It doesn’t take much for the public to mistrust antiques dealers. We see it in New York Times articles like Christopher Mason’s scathing account of the Hobbs brothers family feud over the veracity of what they were selling or walking the Haughton International Art & Antiques Show and rarely finding a dealer openly disclose descriptions and prices of the items they are selling.
Auctioneers don’t have a lock on deceptive practices. With secret reserves, sham bidding, and conflict of interests, they have taken the high road with the public’s acceptance of their methods. Dealers and their representative organizations are in a major state of self denial over their relationship with the buying public and the trust necessary to build confidence with the trade. Practically every luxury item, be it a car or a home has a publicly disclosed offering price; not a secret price or other barriers to a buyer. Information should be particularly available at a high end antiques show; why would you want to distance yourself from giving potential buyers as much information as possible. I, for one, wouldn’t think twice about disclosing my prices and what I think I have for sale. If my price is high, I’m not above hearing an offer; if I’m cheap (I never want to be known as cheap), take advantage.
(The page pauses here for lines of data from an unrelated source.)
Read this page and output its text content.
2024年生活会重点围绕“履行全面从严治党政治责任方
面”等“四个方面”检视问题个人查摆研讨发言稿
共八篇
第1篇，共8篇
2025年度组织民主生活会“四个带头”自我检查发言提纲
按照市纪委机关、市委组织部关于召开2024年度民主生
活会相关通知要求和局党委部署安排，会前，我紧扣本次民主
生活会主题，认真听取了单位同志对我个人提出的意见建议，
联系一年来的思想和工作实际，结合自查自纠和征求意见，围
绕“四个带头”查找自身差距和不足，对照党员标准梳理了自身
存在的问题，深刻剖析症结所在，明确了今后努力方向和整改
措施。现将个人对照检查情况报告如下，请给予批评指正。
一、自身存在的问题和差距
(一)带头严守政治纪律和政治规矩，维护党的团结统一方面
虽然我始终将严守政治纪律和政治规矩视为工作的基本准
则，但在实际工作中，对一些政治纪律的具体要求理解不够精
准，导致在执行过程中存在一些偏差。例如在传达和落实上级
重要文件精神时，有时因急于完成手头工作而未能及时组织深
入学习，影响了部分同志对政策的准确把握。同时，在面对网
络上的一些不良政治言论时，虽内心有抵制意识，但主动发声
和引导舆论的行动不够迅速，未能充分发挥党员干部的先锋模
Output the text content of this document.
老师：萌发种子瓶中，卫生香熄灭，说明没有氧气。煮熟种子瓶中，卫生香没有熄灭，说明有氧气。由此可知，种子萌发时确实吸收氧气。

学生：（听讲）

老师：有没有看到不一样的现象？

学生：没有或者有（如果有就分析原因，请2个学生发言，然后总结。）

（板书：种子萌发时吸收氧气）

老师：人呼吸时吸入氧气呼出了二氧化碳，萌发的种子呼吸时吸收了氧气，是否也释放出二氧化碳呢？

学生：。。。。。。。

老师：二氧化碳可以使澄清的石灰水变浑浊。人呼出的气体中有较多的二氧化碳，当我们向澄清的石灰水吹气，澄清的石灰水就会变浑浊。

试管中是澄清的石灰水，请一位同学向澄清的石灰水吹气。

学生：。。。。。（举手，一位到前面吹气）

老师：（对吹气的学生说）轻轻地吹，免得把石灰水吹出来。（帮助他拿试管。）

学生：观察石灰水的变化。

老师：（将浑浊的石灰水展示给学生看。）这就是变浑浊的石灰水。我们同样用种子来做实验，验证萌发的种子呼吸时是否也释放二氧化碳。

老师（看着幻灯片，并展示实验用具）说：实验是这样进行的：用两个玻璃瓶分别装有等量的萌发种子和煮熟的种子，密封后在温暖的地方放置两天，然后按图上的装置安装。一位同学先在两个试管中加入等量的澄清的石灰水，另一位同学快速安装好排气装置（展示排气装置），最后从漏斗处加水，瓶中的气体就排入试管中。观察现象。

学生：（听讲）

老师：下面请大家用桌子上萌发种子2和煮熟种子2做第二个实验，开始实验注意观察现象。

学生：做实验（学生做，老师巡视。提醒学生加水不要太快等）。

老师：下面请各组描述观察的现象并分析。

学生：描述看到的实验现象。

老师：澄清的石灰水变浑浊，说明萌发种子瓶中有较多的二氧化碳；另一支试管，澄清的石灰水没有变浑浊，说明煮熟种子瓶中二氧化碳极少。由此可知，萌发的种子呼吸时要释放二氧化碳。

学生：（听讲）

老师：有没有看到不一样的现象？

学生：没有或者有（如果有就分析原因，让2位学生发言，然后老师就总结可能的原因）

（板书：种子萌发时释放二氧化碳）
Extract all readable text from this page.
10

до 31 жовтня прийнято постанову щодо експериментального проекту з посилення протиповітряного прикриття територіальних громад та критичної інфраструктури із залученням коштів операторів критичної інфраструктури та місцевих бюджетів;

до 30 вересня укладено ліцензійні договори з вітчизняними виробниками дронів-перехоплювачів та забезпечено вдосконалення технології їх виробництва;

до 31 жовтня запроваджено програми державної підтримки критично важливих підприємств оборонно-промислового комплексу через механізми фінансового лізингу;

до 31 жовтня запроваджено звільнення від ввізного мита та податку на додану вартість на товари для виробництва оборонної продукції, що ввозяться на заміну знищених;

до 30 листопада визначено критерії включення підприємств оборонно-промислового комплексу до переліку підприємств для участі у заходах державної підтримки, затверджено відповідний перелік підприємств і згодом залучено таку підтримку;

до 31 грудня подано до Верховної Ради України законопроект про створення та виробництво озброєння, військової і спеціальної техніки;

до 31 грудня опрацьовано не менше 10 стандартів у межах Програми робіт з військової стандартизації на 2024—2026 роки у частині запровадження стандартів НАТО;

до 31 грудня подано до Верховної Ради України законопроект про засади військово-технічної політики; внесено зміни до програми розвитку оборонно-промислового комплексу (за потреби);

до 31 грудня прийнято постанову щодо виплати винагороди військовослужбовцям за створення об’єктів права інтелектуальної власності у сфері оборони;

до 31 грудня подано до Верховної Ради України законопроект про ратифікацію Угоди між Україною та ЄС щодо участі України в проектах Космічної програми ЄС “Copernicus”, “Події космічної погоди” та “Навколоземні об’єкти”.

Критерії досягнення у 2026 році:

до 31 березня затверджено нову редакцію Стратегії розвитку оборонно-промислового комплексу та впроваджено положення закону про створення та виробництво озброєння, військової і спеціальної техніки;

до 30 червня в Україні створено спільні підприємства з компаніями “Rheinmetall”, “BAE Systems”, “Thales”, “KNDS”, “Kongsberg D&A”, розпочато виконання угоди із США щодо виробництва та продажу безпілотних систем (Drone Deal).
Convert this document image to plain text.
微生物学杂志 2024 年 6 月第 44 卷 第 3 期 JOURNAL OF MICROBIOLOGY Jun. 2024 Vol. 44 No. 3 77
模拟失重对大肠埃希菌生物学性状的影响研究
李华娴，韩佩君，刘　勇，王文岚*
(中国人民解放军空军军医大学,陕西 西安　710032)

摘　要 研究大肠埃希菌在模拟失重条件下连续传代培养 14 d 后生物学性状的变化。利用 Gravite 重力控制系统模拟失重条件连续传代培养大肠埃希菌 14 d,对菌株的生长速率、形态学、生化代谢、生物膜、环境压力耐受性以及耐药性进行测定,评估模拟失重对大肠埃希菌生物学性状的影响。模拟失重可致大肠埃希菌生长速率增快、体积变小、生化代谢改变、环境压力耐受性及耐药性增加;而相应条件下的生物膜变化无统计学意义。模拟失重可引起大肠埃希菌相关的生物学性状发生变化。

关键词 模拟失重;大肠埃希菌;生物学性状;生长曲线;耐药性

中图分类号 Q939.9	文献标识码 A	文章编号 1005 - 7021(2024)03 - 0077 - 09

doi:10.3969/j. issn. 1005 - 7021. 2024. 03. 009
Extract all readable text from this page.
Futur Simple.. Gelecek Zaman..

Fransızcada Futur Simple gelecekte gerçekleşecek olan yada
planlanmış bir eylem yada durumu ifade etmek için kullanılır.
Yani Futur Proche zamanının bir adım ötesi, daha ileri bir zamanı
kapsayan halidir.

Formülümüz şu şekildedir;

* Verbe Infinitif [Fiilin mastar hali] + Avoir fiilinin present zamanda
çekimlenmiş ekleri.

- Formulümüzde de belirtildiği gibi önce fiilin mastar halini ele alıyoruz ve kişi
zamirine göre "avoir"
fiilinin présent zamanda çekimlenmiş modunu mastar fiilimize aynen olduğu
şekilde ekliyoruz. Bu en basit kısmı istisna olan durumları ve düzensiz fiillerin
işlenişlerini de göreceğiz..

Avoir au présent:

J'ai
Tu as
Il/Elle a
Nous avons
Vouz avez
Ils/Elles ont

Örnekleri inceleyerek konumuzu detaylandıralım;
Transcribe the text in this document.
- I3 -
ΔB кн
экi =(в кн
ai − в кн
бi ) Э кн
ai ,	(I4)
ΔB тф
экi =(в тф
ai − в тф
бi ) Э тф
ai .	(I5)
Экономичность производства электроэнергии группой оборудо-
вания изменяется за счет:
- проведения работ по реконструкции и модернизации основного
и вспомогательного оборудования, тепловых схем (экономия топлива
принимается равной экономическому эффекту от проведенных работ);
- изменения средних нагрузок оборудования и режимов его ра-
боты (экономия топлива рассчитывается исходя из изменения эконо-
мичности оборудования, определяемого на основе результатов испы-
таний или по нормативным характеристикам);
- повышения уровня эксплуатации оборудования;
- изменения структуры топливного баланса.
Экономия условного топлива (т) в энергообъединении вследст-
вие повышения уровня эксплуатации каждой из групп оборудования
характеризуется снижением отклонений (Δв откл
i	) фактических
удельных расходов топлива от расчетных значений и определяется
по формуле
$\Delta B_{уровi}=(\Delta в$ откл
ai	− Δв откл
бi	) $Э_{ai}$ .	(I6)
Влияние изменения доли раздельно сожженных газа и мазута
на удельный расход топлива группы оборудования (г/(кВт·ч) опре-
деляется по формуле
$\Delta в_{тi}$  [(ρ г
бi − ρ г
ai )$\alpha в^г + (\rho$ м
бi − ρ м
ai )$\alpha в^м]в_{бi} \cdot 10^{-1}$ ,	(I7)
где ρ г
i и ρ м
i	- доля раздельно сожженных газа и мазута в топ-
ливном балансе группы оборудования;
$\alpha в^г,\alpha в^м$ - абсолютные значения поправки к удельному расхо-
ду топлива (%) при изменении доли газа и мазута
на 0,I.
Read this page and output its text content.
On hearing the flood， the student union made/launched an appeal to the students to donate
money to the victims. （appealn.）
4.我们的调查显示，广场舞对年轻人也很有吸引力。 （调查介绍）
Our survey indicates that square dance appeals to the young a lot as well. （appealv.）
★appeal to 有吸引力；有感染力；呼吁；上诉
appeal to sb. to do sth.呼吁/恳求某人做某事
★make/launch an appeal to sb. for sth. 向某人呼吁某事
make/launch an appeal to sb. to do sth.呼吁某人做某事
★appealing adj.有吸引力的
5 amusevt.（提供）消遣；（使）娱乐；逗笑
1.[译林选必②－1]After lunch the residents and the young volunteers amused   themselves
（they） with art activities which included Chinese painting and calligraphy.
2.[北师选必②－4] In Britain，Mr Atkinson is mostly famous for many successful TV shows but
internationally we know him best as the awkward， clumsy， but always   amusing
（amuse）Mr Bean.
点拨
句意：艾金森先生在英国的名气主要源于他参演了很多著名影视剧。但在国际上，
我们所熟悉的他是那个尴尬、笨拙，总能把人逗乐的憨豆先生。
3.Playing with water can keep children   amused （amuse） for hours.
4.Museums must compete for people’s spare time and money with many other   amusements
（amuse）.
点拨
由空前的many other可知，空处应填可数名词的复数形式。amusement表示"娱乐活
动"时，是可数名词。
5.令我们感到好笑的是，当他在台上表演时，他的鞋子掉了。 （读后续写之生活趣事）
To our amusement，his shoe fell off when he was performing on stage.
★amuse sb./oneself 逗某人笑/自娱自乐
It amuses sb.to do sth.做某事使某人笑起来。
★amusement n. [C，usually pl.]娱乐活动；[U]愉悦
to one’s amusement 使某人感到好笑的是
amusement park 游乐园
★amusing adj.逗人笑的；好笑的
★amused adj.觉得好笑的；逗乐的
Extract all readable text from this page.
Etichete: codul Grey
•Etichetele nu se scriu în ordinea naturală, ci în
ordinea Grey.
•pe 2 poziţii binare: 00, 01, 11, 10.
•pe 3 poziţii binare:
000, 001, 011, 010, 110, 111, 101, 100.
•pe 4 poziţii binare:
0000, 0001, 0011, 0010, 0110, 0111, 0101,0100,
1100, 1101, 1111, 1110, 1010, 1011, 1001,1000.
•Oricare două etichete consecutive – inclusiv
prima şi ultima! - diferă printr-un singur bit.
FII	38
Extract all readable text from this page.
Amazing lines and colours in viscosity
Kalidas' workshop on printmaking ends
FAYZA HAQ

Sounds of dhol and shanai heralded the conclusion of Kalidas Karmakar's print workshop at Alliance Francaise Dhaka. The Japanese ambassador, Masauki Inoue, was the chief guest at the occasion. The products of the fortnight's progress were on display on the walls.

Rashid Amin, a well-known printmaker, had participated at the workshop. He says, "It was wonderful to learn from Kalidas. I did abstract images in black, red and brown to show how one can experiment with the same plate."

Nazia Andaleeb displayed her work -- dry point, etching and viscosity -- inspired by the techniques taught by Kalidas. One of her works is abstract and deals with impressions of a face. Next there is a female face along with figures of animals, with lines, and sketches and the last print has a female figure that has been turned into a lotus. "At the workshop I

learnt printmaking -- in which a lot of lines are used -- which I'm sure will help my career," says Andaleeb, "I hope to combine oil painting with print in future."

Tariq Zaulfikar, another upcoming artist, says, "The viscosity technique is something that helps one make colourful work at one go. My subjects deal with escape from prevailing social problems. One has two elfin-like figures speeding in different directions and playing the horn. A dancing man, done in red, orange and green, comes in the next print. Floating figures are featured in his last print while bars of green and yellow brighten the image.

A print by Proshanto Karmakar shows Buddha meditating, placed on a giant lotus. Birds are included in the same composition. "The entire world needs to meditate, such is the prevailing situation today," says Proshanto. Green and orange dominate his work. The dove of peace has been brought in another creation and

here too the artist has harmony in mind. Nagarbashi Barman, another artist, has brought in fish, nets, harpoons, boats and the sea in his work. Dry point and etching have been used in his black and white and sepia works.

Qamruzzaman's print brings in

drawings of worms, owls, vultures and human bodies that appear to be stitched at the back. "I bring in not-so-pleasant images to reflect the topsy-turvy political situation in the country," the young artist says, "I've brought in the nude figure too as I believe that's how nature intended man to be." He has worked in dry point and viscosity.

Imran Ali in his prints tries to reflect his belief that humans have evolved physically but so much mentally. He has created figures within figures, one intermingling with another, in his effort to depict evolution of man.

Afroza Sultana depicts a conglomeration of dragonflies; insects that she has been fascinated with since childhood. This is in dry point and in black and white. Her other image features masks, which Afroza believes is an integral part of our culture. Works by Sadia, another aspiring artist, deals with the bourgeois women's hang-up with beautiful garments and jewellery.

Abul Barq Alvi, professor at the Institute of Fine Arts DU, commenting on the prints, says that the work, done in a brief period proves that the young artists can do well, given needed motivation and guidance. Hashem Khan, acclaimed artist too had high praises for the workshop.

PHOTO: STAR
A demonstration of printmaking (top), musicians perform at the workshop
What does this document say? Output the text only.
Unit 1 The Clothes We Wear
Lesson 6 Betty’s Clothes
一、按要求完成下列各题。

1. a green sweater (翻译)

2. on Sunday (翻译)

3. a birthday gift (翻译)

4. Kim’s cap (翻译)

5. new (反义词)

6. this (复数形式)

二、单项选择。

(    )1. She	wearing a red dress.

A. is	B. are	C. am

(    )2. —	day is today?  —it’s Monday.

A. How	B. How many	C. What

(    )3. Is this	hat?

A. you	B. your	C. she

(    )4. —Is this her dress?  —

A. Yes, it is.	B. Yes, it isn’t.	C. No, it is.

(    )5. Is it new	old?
Dealers need to understand that their fear of price comparison is not going away with the internet and public auction pricing results. Having the advantage of knowledge and items that differ in condition, provenance, and quality can help justify a price and value. This should be an advantage that the auctions can never have, but the fear of too much disclosure frightens many dealers. As a professional, I even sense the intimidation of feeling ignorant by asking a question, let alone the price. I’m sure the dealer is drooling with anticipation of a buyer when I innocuously ask a price, wearing a nice suit and tie.
The show format has the potential to connect with the buying public. But going up against the Sotheby’s/Christie’s duopoly, with their political connections and PR power is no match for the floundering antiques dealer associations. In fact, I find the “more important” dealer organizations are primarily concerned about the exclusivity of their membership than the greater good of the industry. Their codes of conduct and statements of purpose do not engage the buying public. There is nothing in their approach that uses the power of their membership to foster any industry advancement or disclosure of auction practices that have created disadvantages for dealers and deception on the general public.
Antiques dealers and the organizations that represent them should have a voice that can respond to attacks on its honesty and reputation. However, that voice cannot have any bite unless the dealer’s own house is in order. Gaining the public’s trust requires bold initiatives that these organizations and its members are too timid and divided to attempt. Putting prices and descriptions on your merchandise seems like an easy place to start.